Dreichweather · 18/05/2025 08:08

Sounds like he doesn’t want to talk about or doesn’t want to talk about it then. Let him decompress from school. Try and imagine what it’s like been trapped in a room with 30 6 year olds for a day with little choice about what you do, it’s nosiy, smelly, bright and exhausting.

Later ask him what he had for pudding with lunch or who did he play with.

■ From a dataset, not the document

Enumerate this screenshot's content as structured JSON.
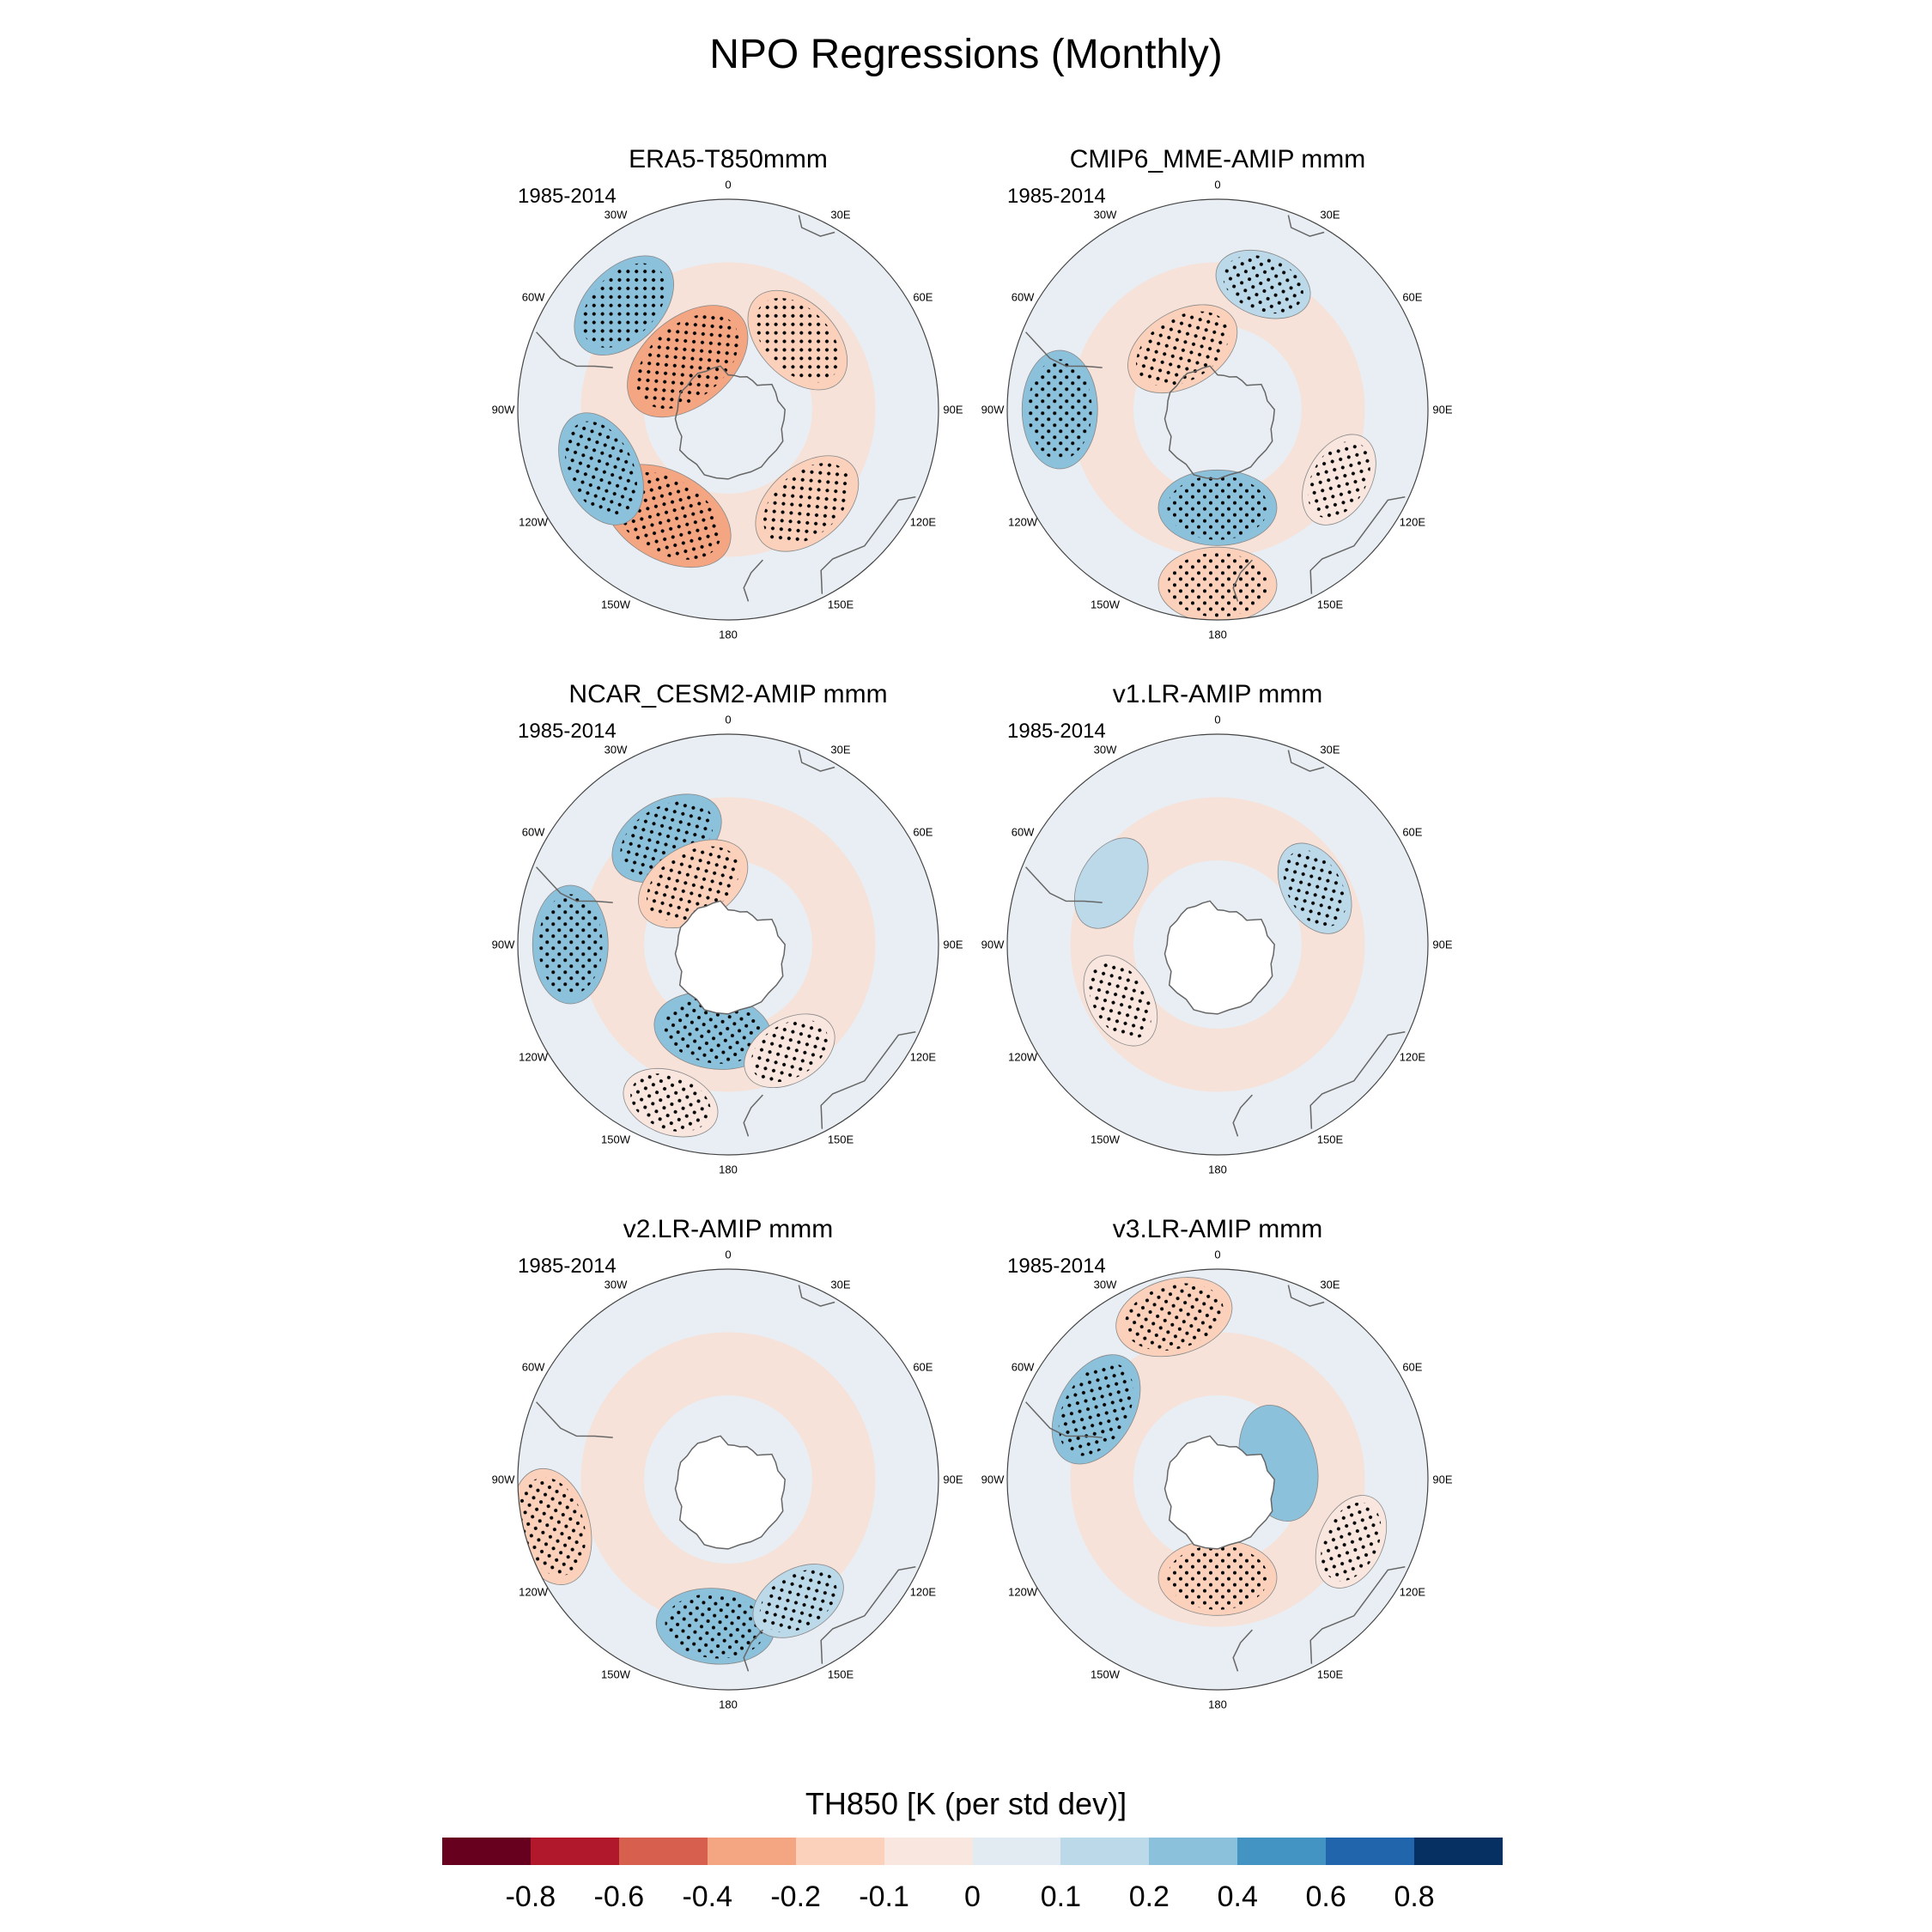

As for swimming. I’m assuming you’re talking about lessons? Again they’re hard work and can be sensory overwhelming. Take him swimming for fun at the weekend. Tell him when he gets to age whatever and has passes stage 7 he can go swimming with just friends. You need to show him whats in it for him.

TizerorFizz · 18/05/2025 08:24

Y1/2 classrooms really should not be noisy or smelly! Exhausting? Not for most dc. Mine went dancing after school. I get a few dc feel like this but I don’t recognise this description of classes in most good schools.

LBFseBrom · 18/05/2025 08:34

That is very common and, frankly, children do not like being questioned. You might find he opens up spontaneously if you don't ask him too much. I used to be interrogated by my mother regularly, hated it and clammed up. If I had tried to explain some things to her, often when I couldn't find the words or wasn't sure, she would have voiced opinions and made no effort to understand. Leave your boy alone, he'll be fine and will let you know if he needs help with anything.